At its core, this gap reveals the patriarchal resistance to women’s leadership-reducing their role to “service providers” while excluding them from decision-making.

Research conducted by RDFL identifies three main barriers widows face:
Not knowing which entities provide assistance,
Inability to reach those entities due to war-related risks,
Social restrictions that limit widows’ mobility and place them under community surveillance.

What Is the State’s Responsibility Toward Female Breadwinners?

Despite strong field efforts by women’s organizations, women’s voices are almost entirely absent from official decision-making. Policies related to social and health affairs are drafted without their participation. “Most policymakers are men,” Mroueh says, “and the few women involved rarely come from a feminist background that allows them to understand real needs.” As a result, policies remain detached from widows’ lived realities.
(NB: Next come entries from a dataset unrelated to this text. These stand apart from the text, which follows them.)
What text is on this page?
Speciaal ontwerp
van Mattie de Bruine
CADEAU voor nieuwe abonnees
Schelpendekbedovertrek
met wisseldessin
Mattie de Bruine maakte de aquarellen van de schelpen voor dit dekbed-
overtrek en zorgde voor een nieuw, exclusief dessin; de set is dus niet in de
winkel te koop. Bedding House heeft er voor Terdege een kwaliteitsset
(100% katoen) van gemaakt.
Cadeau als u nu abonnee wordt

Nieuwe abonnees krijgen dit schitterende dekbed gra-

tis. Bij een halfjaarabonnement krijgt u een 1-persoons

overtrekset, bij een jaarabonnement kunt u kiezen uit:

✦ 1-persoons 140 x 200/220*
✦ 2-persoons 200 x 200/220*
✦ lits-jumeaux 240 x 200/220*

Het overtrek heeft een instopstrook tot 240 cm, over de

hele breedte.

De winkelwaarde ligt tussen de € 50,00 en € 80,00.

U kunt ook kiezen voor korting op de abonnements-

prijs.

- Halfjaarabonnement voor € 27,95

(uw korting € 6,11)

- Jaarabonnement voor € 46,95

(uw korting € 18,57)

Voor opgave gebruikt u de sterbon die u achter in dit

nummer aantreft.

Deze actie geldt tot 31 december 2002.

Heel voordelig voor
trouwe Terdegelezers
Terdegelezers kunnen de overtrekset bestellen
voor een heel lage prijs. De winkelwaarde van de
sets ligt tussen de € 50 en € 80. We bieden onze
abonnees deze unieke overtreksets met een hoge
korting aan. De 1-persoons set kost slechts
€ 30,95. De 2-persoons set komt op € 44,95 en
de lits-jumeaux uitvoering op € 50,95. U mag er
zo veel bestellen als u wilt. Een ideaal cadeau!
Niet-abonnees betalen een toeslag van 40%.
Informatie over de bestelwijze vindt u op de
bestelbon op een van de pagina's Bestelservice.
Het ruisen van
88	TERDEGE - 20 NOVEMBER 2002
This exposes a deeper cycle of gender discrimination: policies crafted by patriarchal institutions inevitably produce solutions that fit those who do not live the crisis-leaving women to “endure” rather than be supported.

Mroueh stresses that the state-not NGOs-must assume responsibility. She calls on the Ministry of Social Affairs to conduct a national survey to map widows’ numbers, locations, and living conditions. No civil society organization, regardless of capacity, can replace the state in creating sustainable protection systems.

She argues that real support begins with basics: safe housing, healthcare, job opportunities, and pathways for economic independence. Random relief efforts are not enough; policies must be tailored to women’s different needs and levels of vulnerability.

This perspective aligns with the GiHA Working Group’s findings, which show that the post-war crisis disproportionately affected women and girls. The report calls for rethinking traditional approaches to women’s issues, integrating feminist organizations into data verification, and ensuring safe access to services and expanded psychosocial support for all female breadwinners.